Walking the long corridor at the Faena Hotel waiting for a 1980s Al Pacino to stroll by.

The 5 star Faena Hotel feels like a set from Scarface. I walk down the long corridor to the residential side where an apartment weekly rental is on par with one night on the hotel side.

A younger staff member, Luis, checks me in while we fumble over each others languages. A more senior staff member behind us laughs at our moments of blankly staring at one other trying to process what the other said.

While waiting for the apartment to be ready, they seem amused as I dig through my massive suitcase for my swimsuit. Luis asks me for music recommendations, and I offer up Bibio. He insists on showing me the hotel restaurants and hops out of his desk excitedly. I stare down at the mess of half unpacked belongings by their desk, but he is moving quickly down the corridor. I run to catch up with him leaving my things strewn all over the otherwise pristine reception while the older staff laughs again at the absurdity of the situation. I’m shown a blinding white Italian restaurant with taxidermized unicorns on the wall, the bar which I’m relieved to hear also has coffee, and a low-lit Asado restaurant Luis points to and explains “It’s good, but no unicorns.”
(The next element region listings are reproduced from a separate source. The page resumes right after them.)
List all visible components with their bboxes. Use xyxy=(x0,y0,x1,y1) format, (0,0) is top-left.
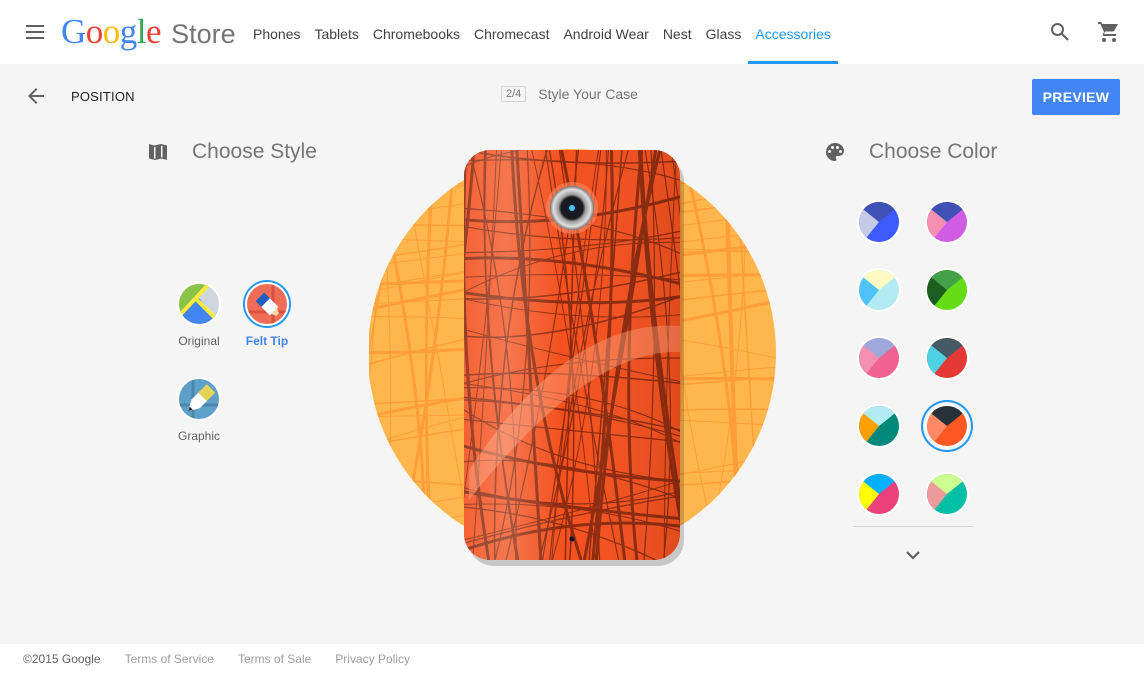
color-swatch[interactable] xyxy=(857,200,901,244)
style-label-graphic: Graphic xyxy=(177,429,221,443)
google-store-logo[interactable]: Google Store xyxy=(61,12,236,52)
style-option-felt-tip[interactable]: Felt Tip xyxy=(227,282,307,348)
store-wordmark: Store xyxy=(171,19,236,49)
choose-color-heading: Choose Color xyxy=(823,140,997,164)
nav-phones[interactable]: Phones xyxy=(246,0,307,64)
graphic-style-icon xyxy=(177,377,221,421)
chevron-down-icon[interactable] xyxy=(903,545,923,565)
terms-of-sale-link[interactable]: Terms of Sale xyxy=(238,652,311,666)
case-preview xyxy=(368,148,777,568)
choose-color-title: Choose Color xyxy=(869,140,998,163)
footer: ©2015 Google Terms of Service Terms of S… xyxy=(0,644,1144,674)
choose-style-heading: Choose Style xyxy=(146,140,317,164)
back-step-label[interactable]: POSITION xyxy=(71,89,135,104)
logo-letter: g xyxy=(119,12,138,51)
color-swatch[interactable] xyxy=(857,336,901,380)
color-swatch[interactable] xyxy=(925,268,969,312)
main-nav: Phones Tablets Chromebooks Chromecast An… xyxy=(246,0,839,64)
nav-chromebooks[interactable]: Chromebooks xyxy=(366,0,467,64)
color-swatch[interactable] xyxy=(857,268,901,312)
logo-letter: l xyxy=(136,12,147,51)
original-style-icon xyxy=(177,282,221,326)
choose-style-title: Choose Style xyxy=(192,140,317,163)
color-swatch[interactable] xyxy=(857,404,901,448)
logo-letter: e xyxy=(146,12,162,51)
nav-chromecast[interactable]: Chromecast xyxy=(467,0,556,64)
nav-tablets[interactable]: Tablets xyxy=(307,0,365,64)
terms-of-service-link[interactable]: Terms of Service xyxy=(125,652,214,666)
map-icon xyxy=(146,140,170,164)
color-swatch[interactable] xyxy=(857,472,901,516)
step-indicator: 2/4 Style Your Case xyxy=(501,86,638,102)
color-divider xyxy=(853,526,973,527)
nav-nest[interactable]: Nest xyxy=(656,0,699,64)
palette-icon xyxy=(823,140,847,164)
color-swatch[interactable] xyxy=(925,336,969,380)
flash-dot xyxy=(569,536,575,542)
back-arrow-icon[interactable] xyxy=(24,84,48,108)
nav-accessories[interactable]: Accessories xyxy=(748,0,839,64)
copyright: ©2015 Google xyxy=(23,652,101,666)
search-icon[interactable] xyxy=(1048,20,1072,44)
color-swatch[interactable] xyxy=(925,200,969,244)
google-wordmark: Google xyxy=(61,12,162,52)
camera-lens xyxy=(546,182,598,234)
top-app-bar: Google Store Phones Tablets Chromebooks … xyxy=(0,0,1144,64)
color-swatch[interactable] xyxy=(925,472,969,516)
logo-letter: o xyxy=(85,12,104,51)
step-title: Style Your Case xyxy=(538,86,638,102)
logo-letter: G xyxy=(61,12,86,51)
nav-glass[interactable]: Glass xyxy=(699,0,749,64)
privacy-policy-link[interactable]: Privacy Policy xyxy=(335,652,410,666)
preview-button[interactable]: PREVIEW xyxy=(1032,79,1120,115)
style-option-graphic[interactable]: Graphic xyxy=(159,377,239,443)
nav-android-wear[interactable]: Android Wear xyxy=(556,0,655,64)
menu-icon[interactable] xyxy=(24,22,48,42)
style-label-felt-tip: Felt Tip xyxy=(245,334,289,348)
logo-letter: o xyxy=(102,12,121,51)
color-swatch[interactable] xyxy=(925,404,969,448)
step-badge: 2/4 xyxy=(501,86,527,102)
felt-tip-style-icon xyxy=(245,282,289,326)
shopping-cart-icon[interactable] xyxy=(1097,20,1121,44)
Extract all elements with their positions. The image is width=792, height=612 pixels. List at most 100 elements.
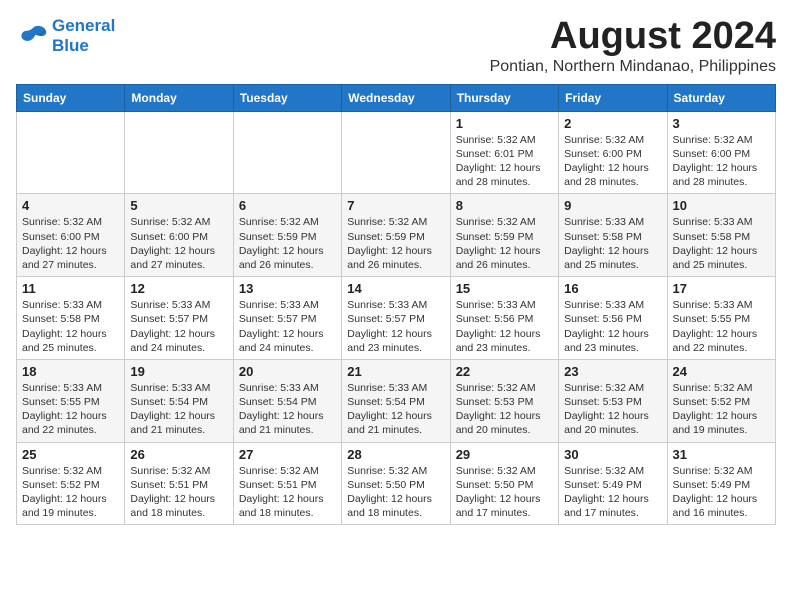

I happily read my borrowed copy of Steinbeck’s Log of the Sea of Cortez by the pool. Meanwhile, two beautiful women in swimsuits with stunning hair and well constructed breast implants talk to groups of men sitting on either side of them. I clock that one of the men is wearing a Trump hat, a curious choice for the visitor in Latin America. Later I learn the women are a mother and daughter pair.

When I return to Luis some hours later for my things and to head to my room, he and the older staff member are listening to Bibio’s “Curls” and tell me they find his music beautiful.

Luis takes me to my room and slightly bowing sheepishly, he tells me in an appreciative but somber tone, “You’re really nice.” I get blindsided by a sadness briefly sweeping over me recalling that people are often cruel.

The week is otherwise spent with me working by the window with my camera nearby, ready and determined to catch opportune photos of hummingbird visitors – which proves to be a near impossible task. The Reserva Ecológica Costanera Sur offers respite in my mornings.

Before departing, I join a group for a mate tasting which included a couple that frequents a bar three blocks from my home in Chicago and those that returned from Antarctica sharing their excitement for the trip. In the evening, I eat at Fogón Asado chatting with a drunk older couple from Georgia enthusiastic and friendly to my right and a couple from Buenos Aires. Though unable to communicate using words with the couple, the girl and I laughed together and making faces at how much food kept coming with each course. I commend the waiter for chasing me down on my way out telling me “You forgot this”, handing me a paper, and turning back into the restaurant. Opening the paper uncovers his phone number – one of the smoothest pickup executions I’ve encountered. Despite my lack of interest, I do respect the effort men make to connect with women when its handled without expectations. I’m especially happy the societal expectation of giving chase is not one I am expected to take on.

Although it is a controversial subject given what they do to their pizza, I admit I am a fan of Argentina’s food.

The only number I end up contacting is in a friendly manner – Gabriela, a masseuse in Faena’s spa. We bonded over our cats and we wanted to learn each others languages. I am grateful for her patience and guidance during my first massage – a previously nerve wracking concept to consider being touched by strangers. I am quicker to trust most people who love animals.